Oui, bien sûr. Monter un festival est toujours un travail exténuant mais aussi euphorisant. En 2001, nous avions placé la barre très haut en projetant une invitation à Hayao Miyazaki et une rétrospective inédite en France des films du studio Ghibli.
Comment avez-vous obtenu la venue de Miyazaki, pourtant si réticent à apparaître en public, ainsi que des copies d’œuvres alors encore inédites ?
Il serait trop long d’aborder tous les détails du travail de persuasion qu’il a fallu mener au Japon comme en France. Je crois que le facteur de réussite essentiel est la complicité nouée par le Forum des Images d’une part avec le studio Ghibli et d’autre part avec Buena Vista International. De part et d’autre, la venue de Miyazaki à Paris pour le lancement du Voyage de Chihiro est apparue comme indispensable.
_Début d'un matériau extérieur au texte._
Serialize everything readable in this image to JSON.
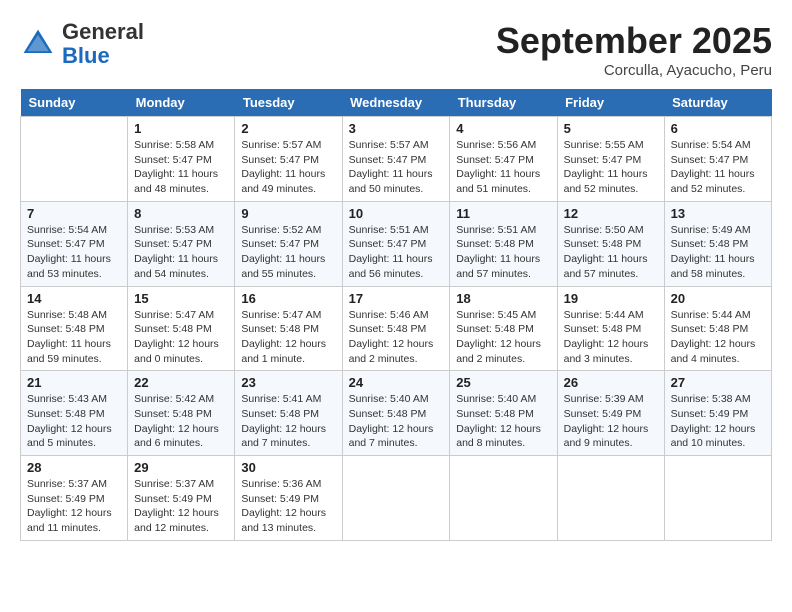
{
  "header": {
    "logo_general": "General",
    "logo_blue": "Blue",
    "month_title": "September 2025",
    "location": "Corculla, Ayacucho, Peru"
  },
  "columns": [
    "Sunday",
    "Monday",
    "Tuesday",
    "Wednesday",
    "Thursday",
    "Friday",
    "Saturday"
  ],
  "weeks": [
    [
      {
        "num": "",
        "info": ""
      },
      {
        "num": "1",
        "info": "Sunrise: 5:58 AM\nSunset: 5:47 PM\nDaylight: 11 hours\nand 48 minutes."
      },
      {
        "num": "2",
        "info": "Sunrise: 5:57 AM\nSunset: 5:47 PM\nDaylight: 11 hours\nand 49 minutes."
      },
      {
        "num": "3",
        "info": "Sunrise: 5:57 AM\nSunset: 5:47 PM\nDaylight: 11 hours\nand 50 minutes."
      },
      {
        "num": "4",
        "info": "Sunrise: 5:56 AM\nSunset: 5:47 PM\nDaylight: 11 hours\nand 51 minutes."
      },
      {
        "num": "5",
        "info": "Sunrise: 5:55 AM\nSunset: 5:47 PM\nDaylight: 11 hours\nand 52 minutes."
      },
      {
        "num": "6",
        "info": "Sunrise: 5:54 AM\nSunset: 5:47 PM\nDaylight: 11 hours\nand 52 minutes."
      }
    ],
    [
      {
        "num": "7",
        "info": "Sunrise: 5:54 AM\nSunset: 5:47 PM\nDaylight: 11 hours\nand 53 minutes."
      },
      {
        "num": "8",
        "info": "Sunrise: 5:53 AM\nSunset: 5:47 PM\nDaylight: 11 hours\nand 54 minutes."
      },
      {
        "num": "9",
        "info": "Sunrise: 5:52 AM\nSunset: 5:47 PM\nDaylight: 11 hours\nand 55 minutes."
      },
      {
        "num": "10",
        "info": "Sunrise: 5:51 AM\nSunset: 5:47 PM\nDaylight: 11 hours\nand 56 minutes."
      },
      {
        "num": "11",
        "info": "Sunrise: 5:51 AM\nSunset: 5:48 PM\nDaylight: 11 hours\nand 57 minutes."
      },
      {
        "num": "12",
        "info": "Sunrise: 5:50 AM\nSunset: 5:48 PM\nDaylight: 11 hours\nand 57 minutes."
      },
      {
        "num": "13",
        "info": "Sunrise: 5:49 AM\nSunset: 5:48 PM\nDaylight: 11 hours\nand 58 minutes."
      }
    ],
    [
      {
        "num": "14",
        "info": "Sunrise: 5:48 AM\nSunset: 5:48 PM\nDaylight: 11 hours\nand 59 minutes."
      },
      {
        "num": "15",
        "info": "Sunrise: 5:47 AM\nSunset: 5:48 PM\nDaylight: 12 hours\nand 0 minutes."
      },
      {
        "num": "16",
        "info": "Sunrise: 5:47 AM\nSunset: 5:48 PM\nDaylight: 12 hours\nand 1 minute."
      },
      {
        "num": "17",
        "info": "Sunrise: 5:46 AM\nSunset: 5:48 PM\nDaylight: 12 hours\nand 2 minutes."
      },
      {
        "num": "18",
        "info": "Sunrise: 5:45 AM\nSunset: 5:48 PM\nDaylight: 12 hours\nand 2 minutes."
      },
      {
        "num": "19",
        "info": "Sunrise: 5:44 AM\nSunset: 5:48 PM\nDaylight: 12 hours\nand 3 minutes."
      },
      {
        "num": "20",
        "info": "Sunrise: 5:44 AM\nSunset: 5:48 PM\nDaylight: 12 hours\nand 4 minutes."
      }
    ],
    [
      {
        "num": "21",
        "info": "Sunrise: 5:43 AM\nSunset: 5:48 PM\nDaylight: 12 hours\nand 5 minutes."
      },
      {
        "num": "22",
        "info": "Sunrise: 5:42 AM\nSunset: 5:48 PM\nDaylight: 12 hours\nand 6 minutes."
      },
      {
        "num": "23",
        "info": "Sunrise: 5:41 AM\nSunset: 5:48 PM\nDaylight: 12 hours\nand 7 minutes."
      },
      {
        "num": "24",
        "info": "Sunrise: 5:40 AM\nSunset: 5:48 PM\nDaylight: 12 hours\nand 7 minutes."
      },
      {
        "num": "25",
        "info": "Sunrise: 5:40 AM\nSunset: 5:48 PM\nDaylight: 12 hours\nand 8 minutes."
      },
      {
        "num": "26",
        "info": "Sunrise: 5:39 AM\nSunset: 5:49 PM\nDaylight: 12 hours\nand 9 minutes."
      },
      {
        "num": "27",
        "info": "Sunrise: 5:38 AM\nSunset: 5:49 PM\nDaylight: 12 hours\nand 10 minutes."
      }
    ],
    [
      {
        "num": "28",
        "info": "Sunrise: 5:37 AM\nSunset: 5:49 PM\nDaylight: 12 hours\nand 11 minutes."
      },
      {
        "num": "29",
        "info": "Sunrise: 5:37 AM\nSunset: 5:49 PM\nDaylight: 12 hours\nand 12 minutes."
      },
      {
        "num": "30",
        "info": "Sunrise: 5:36 AM\nSunset: 5:49 PM\nDaylight: 12 hours\nand 13 minutes."
      },
      {
        "num": "",
        "info": ""
      },
      {
        "num": "",
        "info": ""
      },
      {
        "num": "",
        "info": ""
      },
      {
        "num": "",
        "info": ""
      }
    ]
  ]
}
Le festival Nouvelles Images du Japon s’est alors imposé comme le meilleur cadre pour présenter de façon raisonnée et argumentée l’œuvre de Miyazaki et de Takahata au public et aux professionnels. La clef de la réussite a été sans conteste la précieuse connivence qui existe entre Ilan Nguyen et moi-même.
Vous attendiez-vous à un tel succès ?
Oui et non. Ilan et moi nous attendions à faire l’évènement. Mais le Forum des Images, en tant qu’institution, n’était pas tout à fait préparé à une telle affluence. Et ce tout à fait légitimement puisque personne, en 2001, dans le domaine du cinéma, n’avait vraiment conscience de l’aura de Miyazaki auprès du public jeune.
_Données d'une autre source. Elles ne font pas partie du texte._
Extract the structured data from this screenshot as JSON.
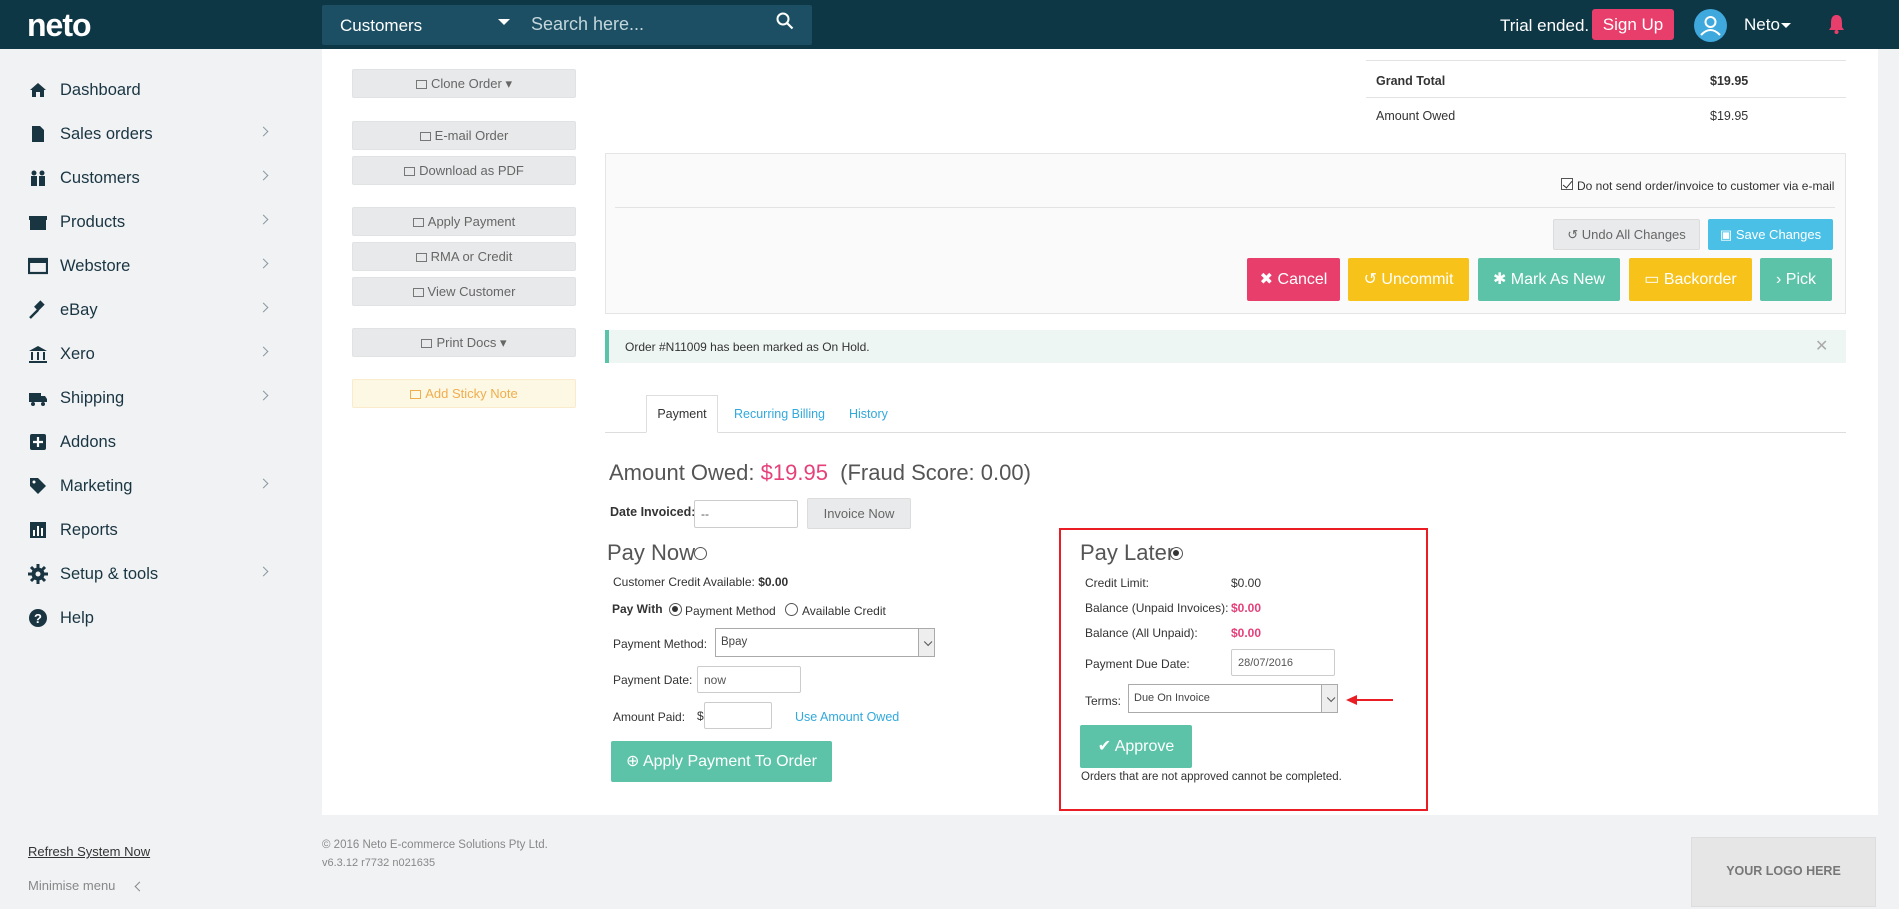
{
  "topbar": {
    "logo": "neto",
    "search_category": "Customers",
    "search_placeholder": "Search here...",
    "trial": "Trial ended.",
    "signup": "Sign Up",
    "user": "Neto"
  },
  "sidebar": {
    "items": [
      {
        "label": "Dashboard",
        "icon": "home-icon",
        "chevron": false
      },
      {
        "label": "Sales orders",
        "icon": "file-icon",
        "chevron": true
      },
      {
        "label": "Customers",
        "icon": "users-icon",
        "chevron": true
      },
      {
        "label": "Products",
        "icon": "gift-icon",
        "chevron": true
      },
      {
        "label": "Webstore",
        "icon": "window-icon",
        "chevron": true
      },
      {
        "label": "eBay",
        "icon": "gavel-icon",
        "chevron": true
      },
      {
        "label": "Xero",
        "icon": "bank-icon",
        "chevron": true
      },
      {
        "label": "Shipping",
        "icon": "truck-icon",
        "chevron": true
      },
      {
        "label": "Addons",
        "icon": "plus-square-icon",
        "chevron": false
      },
      {
        "label": "Marketing",
        "icon": "tag-icon",
        "chevron": true
      },
      {
        "label": "Reports",
        "icon": "bar-chart-icon",
        "chevron": false
      },
      {
        "label": "Setup & tools",
        "icon": "gear-icon",
        "chevron": true
      },
      {
        "label": "Help",
        "icon": "question-circle-icon",
        "chevron": false
      }
    ],
    "refresh": "Refresh System Now",
    "minimise": "Minimise menu"
  },
  "left_actions": {
    "clone": "Clone Order",
    "email": "E-mail Order",
    "pdf": "Download as PDF",
    "apply_payment": "Apply Payment",
    "rma": "RMA or Credit",
    "view_customer": "View Customer",
    "print": "Print Docs",
    "sticky": "Add Sticky Note"
  },
  "totals": {
    "grand_total_label": "Grand Total",
    "grand_total": "$19.95",
    "amount_owed_label": "Amount Owed",
    "amount_owed": "$19.95"
  },
  "panel": {
    "no_send": "Do not send order/invoice to customer via e-mail",
    "undo": "Undo All Changes",
    "save": "Save Changes",
    "cancel": "Cancel",
    "uncommit": "Uncommit",
    "mark_new": "Mark As New",
    "backorder": "Backorder",
    "pick": "Pick",
    "colors": {
      "cancel": "#e83e6c",
      "uncommit": "#f7c21a",
      "mark_new": "#5cc3a8",
      "backorder": "#f7c21a",
      "pick": "#5cc3a8"
    }
  },
  "alert": {
    "text": "Order #N11009 has been marked as On Hold."
  },
  "tabs": [
    "Payment",
    "Recurring Billing",
    "History"
  ],
  "payment": {
    "amount_owed_label": "Amount Owed:",
    "amount_owed_value": "$19.95",
    "fraud": "(Fraud Score: 0.00)",
    "date_invoiced_label": "Date Invoiced:",
    "date_invoiced_value": "--",
    "invoice_now": "Invoice Now",
    "pay_now": "Pay Now",
    "credit_available_label": "Customer Credit Available:",
    "credit_available_value": "$0.00",
    "pay_with": "Pay With",
    "opt_method": "Payment Method",
    "opt_credit": "Available Credit",
    "method_label": "Payment Method:",
    "method_value": "Bpay",
    "date_label": "Payment Date:",
    "date_value": "now",
    "amount_label": "Amount Paid:",
    "currency": "$",
    "use_amount": "Use Amount Owed",
    "apply": "Apply Payment To Order"
  },
  "pay_later": {
    "title": "Pay Later",
    "credit_limit_label": "Credit Limit:",
    "credit_limit": "$0.00",
    "bal_unpaid_label": "Balance (Unpaid Invoices):",
    "bal_unpaid": "$0.00",
    "bal_all_label": "Balance (All Unpaid):",
    "bal_all": "$0.00",
    "due_label": "Payment Due Date:",
    "due_value": "28/07/2016",
    "terms_label": "Terms:",
    "terms_value": "Due On Invoice",
    "approve": "Approve",
    "note": "Orders that are not approved cannot be completed."
  },
  "footer": {
    "copyright": "© 2016 Neto E-commerce Solutions Pty Ltd.",
    "version": "v6.3.12 r7732 n021635",
    "logo_placeholder": "YOUR LOGO HERE"
  }
}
Est-ce que selon vous, ce festival a joué un rôle dans le succès du Studio Ghibli en France ?
Oui, sans conteste, le festival a joué son rôle. Il a eu une répercussion énorme dans la presse et a suscité un très fort « bouche à oreille » dans la profession du cinéma et auprès des réseaux de l’enseignement. Encore aujourd’hui, la réputation du festival est vive. Nous sommes sollicités, Ilan et moi-même, partout en France et de part le monde pour des projets autour du studio Ghibli. Il faut également souligner que la première récompense remise en Occident à Miyazaki pour l’ensemble de son œuvre a été décernée en 2001 par le Ministère de la Culture et la Ville de Paris au Forum des Images.
Vous et Ghibli :
Comment avez-vous connu le Studio Ghibli ?
Le premier film que j’ai vu est Le tombeau des lucioles. Il s’est d’emblée imposé à moi comme un chef d’œuvre. Mais j’ai longtemps été l’otage de mes émotions et il n’y a que depuis très peu de temps que je peux voir ce film de façon distanciée. Ensuite Mon Voisin Totoro : une deuxième révélation. Une jubilation de spectateur. C’est en faisant le lien entre ses deux films que j’ai pris conscience de l’existence du studio Ghibli qui était pour moi alors une énigme. Comment un même studio pouvait-il produire la même année deux films d’une telle portée ? Ilan Nguyen m’a ensuite guidé dans la découverte des œuvres du studio et de son histoire. La venue de Takahata au Forum des Images en 1999 a donné une toute autre dimension encore à ma perception de Ghibli. La force et la richesse de cette personnalité ont exercé une influence déterminante sur ma motivation personnelle à approfondir ma connaissance de l’animation japonaise.
Etes-vous plutôt Miyazaki ou Takahata ?
Je ne crois pas que les deux personnalités s’opposent. Il s’agit pour moi de deux créateurs exceptionnels dont les œuvres respectives me passionnent. Ma sensibilité propre penche plus vers Takahata, sans doute aussi parce que je connais davantage l’homme et qu’il trace un sillage dans lequel chacun peu s’inscrire, à la différence peut être de Miyazaki qui, comme tout « génie » est inimitable.
Quel est votre Ghibli préféré ?
Aujourd’hui : Pompoko pour Takahata et Porco Rosso pour Miyazaki.